AKARI observations of ice absorption bands towards edge-on YSOs

TL;DR

This study used AKARI's NIR spectroscopy to analyze ice absorption bands around low-mass YSOs, revealing molecular compositions and distributions in different evolutionary stages and disk orientations.

Contribution

First comprehensive NIR spectral analysis of ice features in edge-on YSOs across multiple classes, linking ice composition to protostellar environment and evolution.

Findings

Detection of H2O, CO2, CO, and XCN ice bands in class 0-I sources.

Column density ratios of CO2 and CO ices relative to H2O are quantified.
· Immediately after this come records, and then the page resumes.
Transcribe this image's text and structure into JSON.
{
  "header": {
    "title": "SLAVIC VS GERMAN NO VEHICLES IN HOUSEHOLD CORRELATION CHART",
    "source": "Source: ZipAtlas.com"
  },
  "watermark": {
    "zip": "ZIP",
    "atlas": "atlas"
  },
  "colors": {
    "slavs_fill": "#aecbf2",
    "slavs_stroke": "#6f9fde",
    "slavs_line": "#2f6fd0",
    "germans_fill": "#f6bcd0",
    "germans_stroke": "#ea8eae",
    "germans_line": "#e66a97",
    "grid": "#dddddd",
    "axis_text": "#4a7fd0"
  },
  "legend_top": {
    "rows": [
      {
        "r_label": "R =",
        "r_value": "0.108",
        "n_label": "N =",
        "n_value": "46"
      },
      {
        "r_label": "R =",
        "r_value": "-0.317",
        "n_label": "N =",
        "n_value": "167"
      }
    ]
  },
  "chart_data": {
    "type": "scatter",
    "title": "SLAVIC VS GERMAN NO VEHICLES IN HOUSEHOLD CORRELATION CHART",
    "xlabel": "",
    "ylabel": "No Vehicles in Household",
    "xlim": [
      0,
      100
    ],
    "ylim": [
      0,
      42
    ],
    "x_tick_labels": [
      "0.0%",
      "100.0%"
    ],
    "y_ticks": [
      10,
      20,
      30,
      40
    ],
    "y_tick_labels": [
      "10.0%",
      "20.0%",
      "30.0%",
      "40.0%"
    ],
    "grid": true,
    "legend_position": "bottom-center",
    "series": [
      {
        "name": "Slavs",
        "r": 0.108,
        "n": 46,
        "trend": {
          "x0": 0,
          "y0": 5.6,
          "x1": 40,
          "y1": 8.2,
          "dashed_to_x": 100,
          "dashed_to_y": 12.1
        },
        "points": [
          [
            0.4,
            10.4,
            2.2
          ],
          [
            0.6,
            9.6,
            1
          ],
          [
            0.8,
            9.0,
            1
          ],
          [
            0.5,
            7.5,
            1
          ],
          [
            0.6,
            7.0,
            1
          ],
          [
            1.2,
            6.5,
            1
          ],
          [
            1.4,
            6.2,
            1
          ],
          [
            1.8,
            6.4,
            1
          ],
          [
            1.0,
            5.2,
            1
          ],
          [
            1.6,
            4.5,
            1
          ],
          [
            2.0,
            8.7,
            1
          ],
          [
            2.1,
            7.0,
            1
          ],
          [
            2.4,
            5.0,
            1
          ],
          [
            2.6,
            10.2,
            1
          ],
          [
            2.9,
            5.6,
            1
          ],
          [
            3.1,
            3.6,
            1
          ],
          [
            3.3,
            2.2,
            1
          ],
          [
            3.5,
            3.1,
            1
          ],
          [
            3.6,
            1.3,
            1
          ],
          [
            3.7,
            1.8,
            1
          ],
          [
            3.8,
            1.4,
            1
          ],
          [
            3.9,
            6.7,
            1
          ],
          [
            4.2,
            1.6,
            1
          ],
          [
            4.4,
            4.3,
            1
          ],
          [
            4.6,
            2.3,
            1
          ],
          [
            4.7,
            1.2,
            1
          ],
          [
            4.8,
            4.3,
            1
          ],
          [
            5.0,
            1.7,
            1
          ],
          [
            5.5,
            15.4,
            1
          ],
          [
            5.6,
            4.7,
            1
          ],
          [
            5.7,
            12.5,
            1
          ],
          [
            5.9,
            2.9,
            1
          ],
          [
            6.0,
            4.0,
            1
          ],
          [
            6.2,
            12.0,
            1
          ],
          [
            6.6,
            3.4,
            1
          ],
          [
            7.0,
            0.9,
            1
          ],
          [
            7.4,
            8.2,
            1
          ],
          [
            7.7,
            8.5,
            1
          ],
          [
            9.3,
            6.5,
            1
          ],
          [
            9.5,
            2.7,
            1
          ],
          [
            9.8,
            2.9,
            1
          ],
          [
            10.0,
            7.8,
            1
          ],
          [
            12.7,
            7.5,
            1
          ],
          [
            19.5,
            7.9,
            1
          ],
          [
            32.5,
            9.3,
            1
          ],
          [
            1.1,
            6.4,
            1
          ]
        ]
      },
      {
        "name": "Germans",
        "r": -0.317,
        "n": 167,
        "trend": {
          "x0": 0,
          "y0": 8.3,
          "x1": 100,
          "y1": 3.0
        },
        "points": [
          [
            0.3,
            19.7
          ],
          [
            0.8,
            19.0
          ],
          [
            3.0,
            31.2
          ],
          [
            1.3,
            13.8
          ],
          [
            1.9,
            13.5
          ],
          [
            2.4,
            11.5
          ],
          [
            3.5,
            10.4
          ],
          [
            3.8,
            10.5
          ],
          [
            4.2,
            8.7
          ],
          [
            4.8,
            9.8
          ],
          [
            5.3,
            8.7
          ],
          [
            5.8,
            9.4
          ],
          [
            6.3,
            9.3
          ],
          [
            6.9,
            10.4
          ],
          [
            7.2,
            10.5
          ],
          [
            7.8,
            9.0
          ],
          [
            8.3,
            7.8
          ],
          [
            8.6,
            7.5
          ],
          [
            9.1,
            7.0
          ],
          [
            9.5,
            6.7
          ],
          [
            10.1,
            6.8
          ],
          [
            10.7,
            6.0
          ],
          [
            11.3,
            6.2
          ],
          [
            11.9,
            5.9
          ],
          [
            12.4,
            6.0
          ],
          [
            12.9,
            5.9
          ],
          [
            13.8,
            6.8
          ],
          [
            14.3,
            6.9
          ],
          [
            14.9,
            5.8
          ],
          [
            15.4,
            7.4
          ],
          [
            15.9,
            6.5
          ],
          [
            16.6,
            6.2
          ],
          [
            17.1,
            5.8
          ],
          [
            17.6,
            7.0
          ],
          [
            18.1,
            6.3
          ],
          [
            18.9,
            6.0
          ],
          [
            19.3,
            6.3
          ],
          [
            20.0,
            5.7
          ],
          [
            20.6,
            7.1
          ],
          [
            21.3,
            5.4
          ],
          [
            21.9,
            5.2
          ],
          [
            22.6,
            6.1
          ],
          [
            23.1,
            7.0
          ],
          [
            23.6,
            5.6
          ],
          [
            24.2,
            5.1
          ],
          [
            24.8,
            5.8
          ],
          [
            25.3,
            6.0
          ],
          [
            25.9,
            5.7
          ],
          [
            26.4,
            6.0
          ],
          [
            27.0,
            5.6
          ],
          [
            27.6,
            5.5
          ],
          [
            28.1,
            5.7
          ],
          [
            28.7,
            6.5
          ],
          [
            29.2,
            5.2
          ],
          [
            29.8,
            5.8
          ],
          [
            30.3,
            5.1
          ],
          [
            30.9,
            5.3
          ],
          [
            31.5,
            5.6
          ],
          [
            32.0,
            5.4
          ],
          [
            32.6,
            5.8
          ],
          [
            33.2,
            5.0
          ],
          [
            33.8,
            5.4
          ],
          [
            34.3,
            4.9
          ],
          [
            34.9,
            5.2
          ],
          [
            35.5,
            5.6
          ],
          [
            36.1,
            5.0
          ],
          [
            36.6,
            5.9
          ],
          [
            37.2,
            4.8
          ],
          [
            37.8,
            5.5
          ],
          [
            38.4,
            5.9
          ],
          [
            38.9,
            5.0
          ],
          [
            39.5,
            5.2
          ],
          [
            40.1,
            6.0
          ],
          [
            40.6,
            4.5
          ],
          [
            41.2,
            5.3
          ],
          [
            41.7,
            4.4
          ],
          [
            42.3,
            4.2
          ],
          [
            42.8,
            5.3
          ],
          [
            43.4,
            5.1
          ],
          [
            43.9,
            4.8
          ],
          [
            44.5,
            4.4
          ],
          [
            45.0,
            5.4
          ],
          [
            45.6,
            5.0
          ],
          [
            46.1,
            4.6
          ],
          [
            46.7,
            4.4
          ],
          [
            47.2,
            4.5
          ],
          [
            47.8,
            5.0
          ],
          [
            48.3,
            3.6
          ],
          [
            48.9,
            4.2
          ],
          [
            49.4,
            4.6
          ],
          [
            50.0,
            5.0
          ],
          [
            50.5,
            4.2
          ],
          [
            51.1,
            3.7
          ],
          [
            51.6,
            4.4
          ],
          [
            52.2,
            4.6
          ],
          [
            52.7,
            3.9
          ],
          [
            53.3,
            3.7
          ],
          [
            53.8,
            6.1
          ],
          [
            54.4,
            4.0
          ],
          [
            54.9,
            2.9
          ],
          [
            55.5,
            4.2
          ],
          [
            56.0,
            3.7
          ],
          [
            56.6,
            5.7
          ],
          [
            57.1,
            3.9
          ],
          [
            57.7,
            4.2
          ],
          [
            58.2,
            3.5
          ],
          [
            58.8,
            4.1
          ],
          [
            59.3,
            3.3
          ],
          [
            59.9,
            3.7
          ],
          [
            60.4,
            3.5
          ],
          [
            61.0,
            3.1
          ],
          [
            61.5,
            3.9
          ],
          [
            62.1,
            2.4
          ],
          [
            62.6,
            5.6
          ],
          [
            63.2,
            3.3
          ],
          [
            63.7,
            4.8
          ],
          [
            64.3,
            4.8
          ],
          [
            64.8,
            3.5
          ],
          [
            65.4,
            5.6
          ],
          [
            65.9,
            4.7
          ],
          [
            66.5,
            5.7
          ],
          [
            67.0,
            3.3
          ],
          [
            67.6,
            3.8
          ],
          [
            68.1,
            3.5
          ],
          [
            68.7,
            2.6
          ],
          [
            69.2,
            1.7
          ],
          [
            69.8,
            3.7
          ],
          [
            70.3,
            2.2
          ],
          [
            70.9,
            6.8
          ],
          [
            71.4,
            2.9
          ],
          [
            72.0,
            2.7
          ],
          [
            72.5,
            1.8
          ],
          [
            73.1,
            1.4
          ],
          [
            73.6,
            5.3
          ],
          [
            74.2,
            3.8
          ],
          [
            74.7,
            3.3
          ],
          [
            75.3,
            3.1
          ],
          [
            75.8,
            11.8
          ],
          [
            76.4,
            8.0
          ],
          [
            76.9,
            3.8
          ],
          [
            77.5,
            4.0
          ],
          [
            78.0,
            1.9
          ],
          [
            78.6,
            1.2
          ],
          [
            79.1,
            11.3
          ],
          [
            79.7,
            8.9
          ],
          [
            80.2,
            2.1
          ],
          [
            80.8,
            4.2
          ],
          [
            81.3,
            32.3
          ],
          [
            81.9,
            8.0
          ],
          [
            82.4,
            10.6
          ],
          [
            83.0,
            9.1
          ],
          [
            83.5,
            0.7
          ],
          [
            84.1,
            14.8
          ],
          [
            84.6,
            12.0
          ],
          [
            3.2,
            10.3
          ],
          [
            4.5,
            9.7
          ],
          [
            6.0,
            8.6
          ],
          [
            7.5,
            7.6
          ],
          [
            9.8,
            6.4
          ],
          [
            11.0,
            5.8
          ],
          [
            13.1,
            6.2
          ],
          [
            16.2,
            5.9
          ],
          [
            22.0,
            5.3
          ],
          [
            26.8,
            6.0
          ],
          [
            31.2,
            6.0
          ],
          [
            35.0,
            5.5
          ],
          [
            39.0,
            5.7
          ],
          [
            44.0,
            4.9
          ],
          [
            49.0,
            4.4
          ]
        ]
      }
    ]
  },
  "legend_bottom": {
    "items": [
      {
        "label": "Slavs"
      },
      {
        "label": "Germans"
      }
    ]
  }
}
Tentative detection of HDO, OCS, and CO gas features in specific YSOs.

Abstract

To investigate the composition and evolution of circumstellar ice around low-mass YSOs, we observed ice absorption bands in the near infrared (NIR) towards eight YSOs ranging from class 0 to class II, among which seven are associated with edge-on disks. We performed slit-less spectroscopic observations using the grism mode of the Infrared Camera (IRC) on board AKARI, which enables us to obtain full NIR spectra from 2.5 $\mu$m to 5 $\mu$m. The spectra were fitted with polynomial baselines to derive the absorption spectra. The molecular absorption bands were then fitted with the laboratory database of ice absorption bands, considering the instrumental line profile and the spectral resolution of the grism dispersion element. Towards the class 0-I sources (L1527, IRC-L1041-2, and IRAS04302), absorption bands of H$_2$O, CO$_2$, CO, and XCN are clearly detected. Column density ratios of CO$_2$ ice and CO ice relative to H$_2$O ice are 21-28% and 13-46%, respectively. If XCN is OCN$^-$, its column density is as high as 2-6% relative to H$_2$O ice. The HDO ice feature at 4.1 $\mu$m is tentatively detected towards the class 0-I sources and HV Tau. Non-detections of the CH-stretching mode features around 3.5 $\mu$m provide upper limits to the CH$_3$OH abundance of 26% (L1527) and 42% (IRAS04302) relative to H$_2$O. We tentatively detect OCS ice absorption towards IRC-L1041-2. Towards class 0-I sources, the detected features should mostly originate in the cold envelope, while CO gas and OCN$^-$ could originate in the region close to the protostar, where there are warm temperatures and UV radiation. We detect H$_2$O ice band towards ASR41 and 2MASSJ1628137-243139, which are edge-on class II disks. We also detect H$_2$O ice and CO$_2$ ice towards HV Tau, HK Tau, and UY Aur, and tentatively detect CO gas features towards HK Tau and UY Aur.